One skilled in fluxions ... the analysis of infinity small variable quantities, or a method of finding an infinitely small quantity which, being taken an infinite number of times, becomes equal to a quantity given.--Noah Webster's American Dictionary of the English Language, 1828
A method of circulation resulting from the operation of fluents, or flowing numbers. ... The first elementary treatise on fluxions published in England was by John Harris in 1702. A description of the process by Newton himself followed in 1704 in his Quadrature of Curves. ... While the term fluxions is now scarcely ever used, that of differential calculus is in common use.--Edward Lloyd's Encyclopaedic Dictionary, 1895
Whether an Algebraist, Fluxionist, Geometrician, or Demonstrator of any kind can expect indulgence for obscure principles?--George Berkeley's The Analyst, 1734
Birthday of Albert Einstein (1879-1955),
German-born mathematical physicist, whose wife was once asked whether she understood her husband's revolutionary Theory of Relativity. "No, but I know Albert," she replied, "and I know he can be trusted."

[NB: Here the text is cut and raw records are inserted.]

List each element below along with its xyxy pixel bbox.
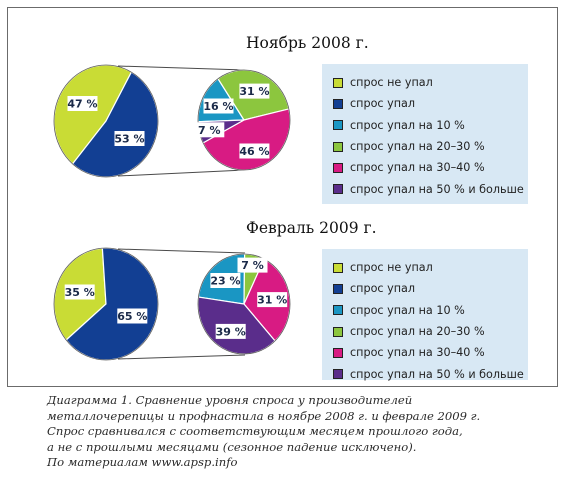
nov2008-breakdown-label-bg (194, 122, 225, 138)
feb2009-breakdown-outline (197, 253, 291, 355)
legend-label: спрос упал на 10 % (350, 118, 465, 132)
feb2009-main-label-bg (117, 308, 148, 324)
legend-swatch-fell (333, 283, 343, 294)
feb2009-main-label-not-fell: 35 % (65, 286, 95, 299)
legend-label: спрос упал на 10 % (350, 303, 465, 317)
nov2008-main-label-fell: 53 % (114, 133, 144, 146)
legend-label: спрос упал (350, 282, 416, 296)
caption-line: По материалам www.apsp.info (47, 455, 238, 470)
nov2008-main-outline (53, 64, 159, 178)
legend-label: спрос упал на 50 % и больше (350, 367, 524, 381)
legend-swatch-fell-20-30 (333, 326, 343, 337)
legend-item: спрос упал на 50 % и больше (333, 363, 528, 384)
legend-swatch-fell-10 (333, 120, 343, 131)
feb2009-breakdown-label-bg (257, 292, 288, 308)
legend-swatch-fell-50-plus (333, 184, 343, 195)
legend-label: спрос упал на 30–40 % (350, 346, 485, 360)
nov2008-breakdown-label-fell-10: 16 % (203, 100, 233, 113)
nov2008-breakdown-label-bg (239, 83, 270, 99)
legend-label: спрос упал на 20–30 % (350, 140, 485, 154)
nov2008-breakdown-label-fell-20-30: 31 % (239, 85, 269, 98)
legend-swatch-fell-10 (333, 305, 343, 316)
caption-line: а не с прошлыми месяцами (сезонное паден… (47, 439, 417, 454)
caption-line: Спрос сравнивался с соответствующим меся… (47, 424, 463, 439)
nov2008-breakdown-label-bg (239, 143, 270, 159)
legend-label: спрос не упал (350, 76, 433, 90)
legend-item: спрос упал на 50 % и больше (333, 178, 528, 199)
nov2008-main-label-bg (67, 96, 98, 111)
nov2008-connector (117, 65, 246, 177)
legend-item: спрос упал (333, 278, 528, 299)
legend-label: спрос упал на 30–40 % (350, 161, 485, 175)
legend-swatch-fell-20-30 (333, 141, 343, 152)
legend-label: спрос упал на 20–30 % (350, 325, 485, 339)
feb2009-breakdown-label-fell-50-plus: 39 % (216, 325, 246, 338)
feb2009-breakdown-label-fell-20-30: 7 % (241, 259, 264, 272)
nov2008-breakdown-label-fell-30-40: 46 % (239, 145, 269, 158)
legend-item: спрос упал на 20–30 % (333, 136, 528, 157)
feb2009-main-label-fell: 65 % (117, 310, 147, 323)
chart-title-november-2008: Ноябрь 2008 г. (246, 34, 369, 52)
legend-item: спрос не упал (333, 257, 528, 278)
legend-label: спрос не упал (350, 261, 433, 275)
nov2008-breakdown-label-bg (203, 98, 234, 114)
legend-label: спрос упал (350, 97, 416, 111)
legend-item: спрос упал на 10 % (333, 115, 528, 136)
nov2008-main-label-not-fell: 47 % (67, 98, 97, 111)
feb2009-breakdown-label-bg (237, 257, 268, 273)
legend-swatch-not-fell (333, 77, 343, 88)
figure-caption: Диаграмма 1. Сравнение уровня спроса у п… (47, 393, 557, 471)
legend-swatch-fell-30-40 (333, 347, 343, 358)
legend-swatch-fell (333, 98, 343, 109)
legend-item: спрос упал (333, 93, 528, 114)
nov2008-breakdown-label-fell-50-plus: 7 % (198, 124, 221, 137)
legend-november-2008: спрос не упал спрос упал спрос упал на 1… (322, 64, 528, 204)
legend-february-2009: спрос не упал спрос упал спрос упал на 1… (322, 249, 528, 381)
caption-line: металлочерепицы и профнастила в ноябре 2… (47, 408, 481, 423)
chart-title-february-2009: Февраль 2009 г. (246, 219, 377, 237)
feb2009-connector (117, 248, 246, 360)
feb2009-main-outline (53, 247, 159, 361)
legend-item: спрос упал на 30–40 % (333, 157, 528, 178)
caption-line: Диаграмма 1. Сравнение уровня спроса у п… (47, 393, 413, 407)
legend-item: спрос упал на 10 % (333, 300, 528, 321)
legend-swatch-fell-30-40 (333, 162, 343, 173)
feb2009-breakdown-label-fell-10: 23 % (210, 275, 240, 288)
feb2009-main-label-bg (64, 284, 95, 300)
feb2009-breakdown-label-bg (215, 323, 246, 339)
legend-item: спрос упал на 30–40 % (333, 342, 528, 363)
legend-swatch-fell-50-plus (333, 369, 343, 380)
legend-item: спрос упал на 20–30 % (333, 321, 528, 342)
legend-swatch-not-fell (333, 262, 343, 273)
nov2008-main-label-bg (114, 131, 145, 146)
feb2009-breakdown-label-bg (210, 273, 241, 288)
legend-label: спрос упал на 50 % и больше (350, 182, 524, 196)
nov2008-breakdown-outline (197, 69, 291, 171)
legend-item: спрос не упал (333, 72, 528, 93)
feb2009-breakdown-label-fell-30-40: 31 % (257, 294, 287, 307)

I can never think of Relativity without remembering an incident in my Philosophy 101 ... the professor was trying to explain Enlightenment absolutism and one of the students kept getting more and more frothily outraged. "No! It's not like that! Everything is relative! You can't say there's any single real truth! IT'S ALL RELATIVE!!!"
Took it very personally, this guy did. The professor seemed terribly amused.
I realize that Relativity and Relativism are not the same, but hey, my mind works that way.